Un recul majeur. Plusieurs associations de défense des consommateurs et confédérations syndicales dénoncent le rabotage prévisible de la future garantie universelle des loyers (GUL). Mesure phare du projet de loi pour l’accès au logement et un urbanisme rénové (ALUR) adopté en première lecture par le Parlement (1), la GUL pourrait être rendue facultative. C’est ce que prévoit l’amendement présenté par le gouvernement et adopté par la commission des affaires économiques de l’Assemblée nationale le 17 décembre en prévision de la deuxième lecture du projet de loi. Promise par François Hollande pendant la campagne présidentielle et annoncée dans le cadre du plan pluriannuel de lutte contre la pauvreté, la GUL devait permettre de sécuriser les rapports locatifs et éviter les phénomènes de discrimination à l’entrée dans le logement. Elle devait se substituer à la caution tout en offrant l’assurance aux propriétaires de percevoir les loyers en cas d’impayés.
Dans la version actuelle – qui doit encore être examinée en séance plénière à l’Assemblée nationale à partir du 14 janvier – la garantie des loyers ne serait plus obligatoire : les bailleurs pourraient choisir de conserver le système de la caution, qui avantage les locataires les plus aisés. « Un changement de taille », considère la Confédération nationale du logement (CNL) qui « fait la part belle aux bailleurs privés qui feront, seuls, le choix de recourir ou non au dispositif. In fine, les bailleurs continueront d’utiliser le mécanisme de la caution et la garantie universelle des loyers ne répondra pas à son objectif initial, favoriser l’accès au logement pour tous. » Par ailleurs, le loyer assuré ne serait plus le loyer réel – sauf pour les étudiants et les personnes précaires – mais déterminé selon un loyer médian local fixé par les préfets. « En limitant son indemnisation au seul loyer médian, la GUL circonscrit son attractivité pour les bailleurs […] qui seront dans l’obligation de souscrire une autre assurance de leur côté », déplore la confédération Consommation, logement et cadre de vie (CLCV). « Or qu’adviendra-t-il si cette dernière impose des conditions économiques quant au choix du locataire ? […] Les discriminations financières continueront d’exister et cette garantie ne permettra nullement d’y mettre fin. »

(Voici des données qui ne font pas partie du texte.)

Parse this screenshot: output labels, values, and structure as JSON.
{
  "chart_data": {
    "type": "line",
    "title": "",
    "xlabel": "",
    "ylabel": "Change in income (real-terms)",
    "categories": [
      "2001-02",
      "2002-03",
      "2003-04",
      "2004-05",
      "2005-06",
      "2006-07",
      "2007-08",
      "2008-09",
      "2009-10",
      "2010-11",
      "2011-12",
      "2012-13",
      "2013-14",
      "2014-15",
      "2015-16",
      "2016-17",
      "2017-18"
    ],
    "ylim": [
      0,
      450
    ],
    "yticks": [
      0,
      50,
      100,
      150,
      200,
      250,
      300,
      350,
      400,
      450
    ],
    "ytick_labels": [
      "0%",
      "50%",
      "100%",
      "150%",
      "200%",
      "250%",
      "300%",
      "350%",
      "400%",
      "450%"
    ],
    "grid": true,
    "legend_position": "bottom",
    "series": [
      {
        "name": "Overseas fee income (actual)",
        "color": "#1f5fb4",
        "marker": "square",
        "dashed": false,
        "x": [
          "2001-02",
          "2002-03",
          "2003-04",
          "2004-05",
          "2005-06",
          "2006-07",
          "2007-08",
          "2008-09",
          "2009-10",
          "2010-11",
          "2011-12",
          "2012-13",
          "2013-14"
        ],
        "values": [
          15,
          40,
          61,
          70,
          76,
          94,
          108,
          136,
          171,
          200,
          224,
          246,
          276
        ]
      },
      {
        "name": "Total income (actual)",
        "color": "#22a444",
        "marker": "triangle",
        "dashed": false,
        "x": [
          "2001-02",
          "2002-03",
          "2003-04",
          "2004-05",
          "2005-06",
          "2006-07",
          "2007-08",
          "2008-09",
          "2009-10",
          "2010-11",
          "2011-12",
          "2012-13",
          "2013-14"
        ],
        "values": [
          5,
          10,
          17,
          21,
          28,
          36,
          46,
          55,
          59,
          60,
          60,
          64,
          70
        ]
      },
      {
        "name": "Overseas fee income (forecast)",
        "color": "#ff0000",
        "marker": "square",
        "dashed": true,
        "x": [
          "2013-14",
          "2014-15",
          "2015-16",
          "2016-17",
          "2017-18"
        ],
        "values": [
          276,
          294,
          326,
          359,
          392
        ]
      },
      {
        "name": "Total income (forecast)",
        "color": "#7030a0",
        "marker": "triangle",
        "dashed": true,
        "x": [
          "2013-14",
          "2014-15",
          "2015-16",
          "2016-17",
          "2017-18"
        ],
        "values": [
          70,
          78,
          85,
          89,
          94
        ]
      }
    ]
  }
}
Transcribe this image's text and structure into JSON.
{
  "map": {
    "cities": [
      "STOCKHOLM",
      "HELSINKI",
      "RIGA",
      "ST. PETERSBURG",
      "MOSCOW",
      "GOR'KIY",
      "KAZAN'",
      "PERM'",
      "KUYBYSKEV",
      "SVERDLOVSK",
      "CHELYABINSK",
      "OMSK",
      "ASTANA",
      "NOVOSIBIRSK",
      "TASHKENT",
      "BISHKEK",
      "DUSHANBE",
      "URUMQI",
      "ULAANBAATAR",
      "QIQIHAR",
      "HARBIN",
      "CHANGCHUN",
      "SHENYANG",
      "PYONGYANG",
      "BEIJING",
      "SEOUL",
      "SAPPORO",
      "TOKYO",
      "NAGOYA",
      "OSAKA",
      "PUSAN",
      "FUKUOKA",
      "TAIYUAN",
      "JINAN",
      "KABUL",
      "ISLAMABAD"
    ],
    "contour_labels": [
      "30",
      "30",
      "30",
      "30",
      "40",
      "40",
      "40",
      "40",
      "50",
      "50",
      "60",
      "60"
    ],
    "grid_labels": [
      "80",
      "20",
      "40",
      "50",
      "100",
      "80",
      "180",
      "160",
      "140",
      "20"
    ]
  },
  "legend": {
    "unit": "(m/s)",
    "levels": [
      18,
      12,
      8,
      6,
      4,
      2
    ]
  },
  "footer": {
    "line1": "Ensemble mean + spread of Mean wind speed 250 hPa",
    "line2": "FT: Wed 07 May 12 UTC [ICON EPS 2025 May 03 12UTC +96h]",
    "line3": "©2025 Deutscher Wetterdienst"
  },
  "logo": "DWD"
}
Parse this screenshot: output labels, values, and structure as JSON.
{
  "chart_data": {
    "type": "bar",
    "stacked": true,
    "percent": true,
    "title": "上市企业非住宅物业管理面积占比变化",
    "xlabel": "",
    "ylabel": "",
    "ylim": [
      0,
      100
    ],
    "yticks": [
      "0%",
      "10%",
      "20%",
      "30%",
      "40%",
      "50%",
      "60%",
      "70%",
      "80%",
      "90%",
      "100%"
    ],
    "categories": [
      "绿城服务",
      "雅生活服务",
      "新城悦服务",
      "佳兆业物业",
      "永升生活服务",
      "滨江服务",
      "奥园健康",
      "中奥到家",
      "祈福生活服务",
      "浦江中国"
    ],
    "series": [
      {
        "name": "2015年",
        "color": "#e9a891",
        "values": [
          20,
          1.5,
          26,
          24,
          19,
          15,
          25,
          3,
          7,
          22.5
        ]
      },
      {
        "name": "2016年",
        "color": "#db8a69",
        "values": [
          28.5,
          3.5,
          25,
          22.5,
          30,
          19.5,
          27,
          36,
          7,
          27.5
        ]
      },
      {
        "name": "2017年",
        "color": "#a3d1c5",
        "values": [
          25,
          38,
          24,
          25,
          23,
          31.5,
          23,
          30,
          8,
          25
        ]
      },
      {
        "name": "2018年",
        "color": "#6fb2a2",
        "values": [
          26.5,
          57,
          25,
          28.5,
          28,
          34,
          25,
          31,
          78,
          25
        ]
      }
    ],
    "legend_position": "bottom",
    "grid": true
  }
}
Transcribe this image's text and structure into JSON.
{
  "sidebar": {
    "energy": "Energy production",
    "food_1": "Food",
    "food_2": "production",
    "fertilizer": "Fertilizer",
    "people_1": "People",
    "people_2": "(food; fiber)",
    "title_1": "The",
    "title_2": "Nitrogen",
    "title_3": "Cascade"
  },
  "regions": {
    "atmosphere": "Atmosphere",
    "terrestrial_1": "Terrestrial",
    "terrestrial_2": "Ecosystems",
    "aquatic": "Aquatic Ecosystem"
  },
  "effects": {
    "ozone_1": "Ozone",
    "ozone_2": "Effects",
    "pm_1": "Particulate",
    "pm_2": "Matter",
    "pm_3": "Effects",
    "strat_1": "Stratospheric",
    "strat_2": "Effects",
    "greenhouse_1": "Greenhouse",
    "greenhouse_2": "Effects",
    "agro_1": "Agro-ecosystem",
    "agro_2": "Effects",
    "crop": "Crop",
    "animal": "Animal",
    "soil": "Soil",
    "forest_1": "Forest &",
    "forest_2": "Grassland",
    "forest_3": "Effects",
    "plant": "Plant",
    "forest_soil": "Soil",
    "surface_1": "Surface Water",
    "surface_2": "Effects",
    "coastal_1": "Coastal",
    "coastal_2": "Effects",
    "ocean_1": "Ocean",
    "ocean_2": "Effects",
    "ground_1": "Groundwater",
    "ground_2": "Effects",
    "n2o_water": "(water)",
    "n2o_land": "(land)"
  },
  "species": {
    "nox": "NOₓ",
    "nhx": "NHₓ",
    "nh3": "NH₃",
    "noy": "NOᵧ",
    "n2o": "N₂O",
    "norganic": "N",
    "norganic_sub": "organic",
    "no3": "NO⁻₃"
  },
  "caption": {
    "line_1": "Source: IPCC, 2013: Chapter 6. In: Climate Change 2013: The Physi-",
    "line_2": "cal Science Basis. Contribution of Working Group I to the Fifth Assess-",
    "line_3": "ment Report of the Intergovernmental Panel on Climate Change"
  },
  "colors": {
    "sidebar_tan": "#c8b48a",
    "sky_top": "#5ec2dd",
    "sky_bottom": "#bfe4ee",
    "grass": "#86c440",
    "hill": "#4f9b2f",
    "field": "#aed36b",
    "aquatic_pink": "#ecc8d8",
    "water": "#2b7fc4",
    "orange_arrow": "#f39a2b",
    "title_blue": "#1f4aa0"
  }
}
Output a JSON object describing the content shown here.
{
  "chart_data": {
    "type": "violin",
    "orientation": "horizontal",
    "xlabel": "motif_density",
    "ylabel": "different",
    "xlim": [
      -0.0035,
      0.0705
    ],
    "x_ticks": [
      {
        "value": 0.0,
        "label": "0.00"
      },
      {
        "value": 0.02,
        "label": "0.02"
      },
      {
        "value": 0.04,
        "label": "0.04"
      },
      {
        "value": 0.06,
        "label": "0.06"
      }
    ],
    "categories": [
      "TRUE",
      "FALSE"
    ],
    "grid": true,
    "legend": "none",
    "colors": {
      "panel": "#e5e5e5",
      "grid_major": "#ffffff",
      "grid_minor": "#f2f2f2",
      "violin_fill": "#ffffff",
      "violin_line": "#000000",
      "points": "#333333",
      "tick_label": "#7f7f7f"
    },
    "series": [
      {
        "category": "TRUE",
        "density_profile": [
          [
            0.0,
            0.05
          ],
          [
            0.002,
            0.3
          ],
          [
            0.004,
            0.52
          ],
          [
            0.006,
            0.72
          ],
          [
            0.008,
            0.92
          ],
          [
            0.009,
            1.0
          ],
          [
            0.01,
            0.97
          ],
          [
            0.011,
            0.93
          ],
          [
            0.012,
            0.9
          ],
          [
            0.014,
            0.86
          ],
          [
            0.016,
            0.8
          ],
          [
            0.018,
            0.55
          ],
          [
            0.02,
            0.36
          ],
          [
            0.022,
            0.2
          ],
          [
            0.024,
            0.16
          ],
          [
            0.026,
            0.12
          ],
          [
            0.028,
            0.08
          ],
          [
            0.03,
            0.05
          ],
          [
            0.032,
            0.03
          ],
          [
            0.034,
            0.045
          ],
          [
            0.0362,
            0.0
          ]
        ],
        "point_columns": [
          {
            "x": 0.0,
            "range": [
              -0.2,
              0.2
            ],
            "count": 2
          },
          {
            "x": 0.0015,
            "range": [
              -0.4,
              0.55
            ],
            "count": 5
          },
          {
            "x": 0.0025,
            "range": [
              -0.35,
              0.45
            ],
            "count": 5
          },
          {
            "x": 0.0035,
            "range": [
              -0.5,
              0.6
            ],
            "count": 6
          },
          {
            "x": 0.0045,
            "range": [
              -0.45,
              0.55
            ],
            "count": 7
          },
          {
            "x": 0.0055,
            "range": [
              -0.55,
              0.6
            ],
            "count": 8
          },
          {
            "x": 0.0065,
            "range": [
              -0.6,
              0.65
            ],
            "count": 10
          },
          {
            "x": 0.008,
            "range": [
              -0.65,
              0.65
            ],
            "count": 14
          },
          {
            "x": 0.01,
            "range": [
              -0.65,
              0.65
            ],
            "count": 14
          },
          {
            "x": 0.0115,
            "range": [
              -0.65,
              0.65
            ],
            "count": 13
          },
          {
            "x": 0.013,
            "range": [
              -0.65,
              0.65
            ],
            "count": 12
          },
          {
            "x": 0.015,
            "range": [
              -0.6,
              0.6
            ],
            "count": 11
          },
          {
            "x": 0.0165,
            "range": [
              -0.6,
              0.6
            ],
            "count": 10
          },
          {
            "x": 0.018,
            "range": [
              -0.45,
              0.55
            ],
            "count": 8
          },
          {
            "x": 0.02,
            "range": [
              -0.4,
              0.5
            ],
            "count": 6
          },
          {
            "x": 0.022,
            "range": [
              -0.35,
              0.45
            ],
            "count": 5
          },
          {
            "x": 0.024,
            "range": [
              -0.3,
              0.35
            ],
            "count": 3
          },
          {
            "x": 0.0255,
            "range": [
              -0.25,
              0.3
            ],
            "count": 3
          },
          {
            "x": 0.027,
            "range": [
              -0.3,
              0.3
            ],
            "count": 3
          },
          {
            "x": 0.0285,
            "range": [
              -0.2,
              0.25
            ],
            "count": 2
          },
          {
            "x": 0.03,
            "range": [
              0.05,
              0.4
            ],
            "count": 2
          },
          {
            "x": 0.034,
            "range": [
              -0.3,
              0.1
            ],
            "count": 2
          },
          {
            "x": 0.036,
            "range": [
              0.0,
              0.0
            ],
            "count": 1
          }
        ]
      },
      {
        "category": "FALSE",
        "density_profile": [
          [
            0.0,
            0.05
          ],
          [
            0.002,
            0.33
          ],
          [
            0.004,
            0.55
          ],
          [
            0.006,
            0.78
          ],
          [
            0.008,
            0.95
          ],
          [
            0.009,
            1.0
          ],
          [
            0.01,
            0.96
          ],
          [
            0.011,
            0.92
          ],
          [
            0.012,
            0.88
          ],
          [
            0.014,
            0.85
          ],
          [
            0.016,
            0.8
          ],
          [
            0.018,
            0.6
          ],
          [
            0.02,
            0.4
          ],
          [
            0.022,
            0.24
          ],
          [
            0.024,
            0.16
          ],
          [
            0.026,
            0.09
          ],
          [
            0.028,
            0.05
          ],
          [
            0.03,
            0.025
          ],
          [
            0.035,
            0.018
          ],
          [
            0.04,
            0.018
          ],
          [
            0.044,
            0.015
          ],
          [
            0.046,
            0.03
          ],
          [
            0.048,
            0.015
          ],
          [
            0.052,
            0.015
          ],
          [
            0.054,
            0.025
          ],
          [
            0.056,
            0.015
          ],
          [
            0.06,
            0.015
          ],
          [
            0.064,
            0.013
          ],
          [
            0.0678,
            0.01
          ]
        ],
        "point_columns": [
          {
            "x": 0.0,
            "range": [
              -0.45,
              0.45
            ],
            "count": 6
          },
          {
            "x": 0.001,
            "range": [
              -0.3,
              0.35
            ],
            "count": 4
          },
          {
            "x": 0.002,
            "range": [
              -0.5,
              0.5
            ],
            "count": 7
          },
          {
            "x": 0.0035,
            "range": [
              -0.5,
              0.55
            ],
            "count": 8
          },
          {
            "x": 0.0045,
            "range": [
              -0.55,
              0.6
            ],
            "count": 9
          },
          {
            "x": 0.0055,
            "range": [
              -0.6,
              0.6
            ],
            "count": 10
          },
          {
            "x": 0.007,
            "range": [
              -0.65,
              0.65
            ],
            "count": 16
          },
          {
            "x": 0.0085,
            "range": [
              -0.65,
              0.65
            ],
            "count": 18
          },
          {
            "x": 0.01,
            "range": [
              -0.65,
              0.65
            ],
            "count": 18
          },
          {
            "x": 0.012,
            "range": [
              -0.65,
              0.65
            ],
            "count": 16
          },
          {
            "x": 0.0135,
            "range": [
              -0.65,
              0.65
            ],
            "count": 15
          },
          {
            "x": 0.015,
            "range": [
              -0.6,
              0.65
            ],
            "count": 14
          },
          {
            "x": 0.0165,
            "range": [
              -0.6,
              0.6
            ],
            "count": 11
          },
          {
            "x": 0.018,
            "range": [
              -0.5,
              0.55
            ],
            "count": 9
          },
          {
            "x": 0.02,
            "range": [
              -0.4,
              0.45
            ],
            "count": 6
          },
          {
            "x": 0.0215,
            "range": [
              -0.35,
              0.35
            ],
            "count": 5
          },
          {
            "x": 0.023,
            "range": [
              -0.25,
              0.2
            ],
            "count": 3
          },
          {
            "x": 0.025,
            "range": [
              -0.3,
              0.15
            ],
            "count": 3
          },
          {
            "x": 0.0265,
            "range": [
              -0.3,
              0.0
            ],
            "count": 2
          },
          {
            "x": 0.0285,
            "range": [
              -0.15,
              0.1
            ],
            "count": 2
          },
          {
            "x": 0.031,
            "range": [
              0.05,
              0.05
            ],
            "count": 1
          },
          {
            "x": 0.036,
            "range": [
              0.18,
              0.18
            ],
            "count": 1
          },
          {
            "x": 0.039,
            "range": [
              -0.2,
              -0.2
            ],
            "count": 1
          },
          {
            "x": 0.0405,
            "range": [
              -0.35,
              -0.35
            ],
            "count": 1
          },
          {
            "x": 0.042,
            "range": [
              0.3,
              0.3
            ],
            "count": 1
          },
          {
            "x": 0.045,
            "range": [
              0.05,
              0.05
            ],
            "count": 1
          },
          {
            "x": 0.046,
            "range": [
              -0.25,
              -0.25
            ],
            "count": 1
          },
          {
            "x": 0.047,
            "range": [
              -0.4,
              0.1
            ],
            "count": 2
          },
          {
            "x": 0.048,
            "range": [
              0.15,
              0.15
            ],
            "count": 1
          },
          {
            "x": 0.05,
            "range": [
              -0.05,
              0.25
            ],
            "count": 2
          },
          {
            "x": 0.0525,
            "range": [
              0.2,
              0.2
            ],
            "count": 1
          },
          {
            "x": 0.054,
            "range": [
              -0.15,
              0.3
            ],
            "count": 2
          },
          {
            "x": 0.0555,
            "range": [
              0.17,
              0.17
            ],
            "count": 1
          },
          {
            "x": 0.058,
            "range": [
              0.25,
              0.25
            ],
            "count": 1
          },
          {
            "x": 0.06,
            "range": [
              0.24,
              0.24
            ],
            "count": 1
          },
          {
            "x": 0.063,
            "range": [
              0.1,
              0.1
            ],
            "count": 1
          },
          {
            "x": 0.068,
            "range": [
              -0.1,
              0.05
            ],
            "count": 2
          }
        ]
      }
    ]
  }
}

Enfin la garantie universelle des loyers ne serait plus alimentée par un prélèvement de 1 à 2 % du loyer, payé à parts égales entre propriétaires et locataires, mais par l’Etat en partie via Action logement (ex-1 % logement). Les cinq confédérations syndicales (CFDT, CGT, CFTC, FO, CFE-CGC) jugent « inadmissible que le financement ne repose que sur l’Etat et Action logement ». Elles réclament que les bailleurs participent au financement de la GUL et demandent la mise en place d’« un accompagnement adapté à la situation des locataires ». Au final, « Le projet de loi était courageux car, pour la première fois, on essayait de mettre en place une garantie universelle, obligatoire, pour aider les personnes les plus fragiles économiquement, à accéder à un logement », a déclaré à l’AFP David Rodrigues, juriste à la CLCV. Or, « la montagne va accoucher d’une souris et le mécanisme qui devait […] permettre une réelle mutualisation du risque locatif est tout simplement abandonné ».
(1) Voir ASH n° 2825 du 20-09-13, p. 20.
(2) La garantie universelle des loyers telle qu’elle était envisagée par le gouvernement initialement avait été critiquée par le Conseil d’analyse économique – Voir ASH n° 2831 du 1-11-13, p. 12.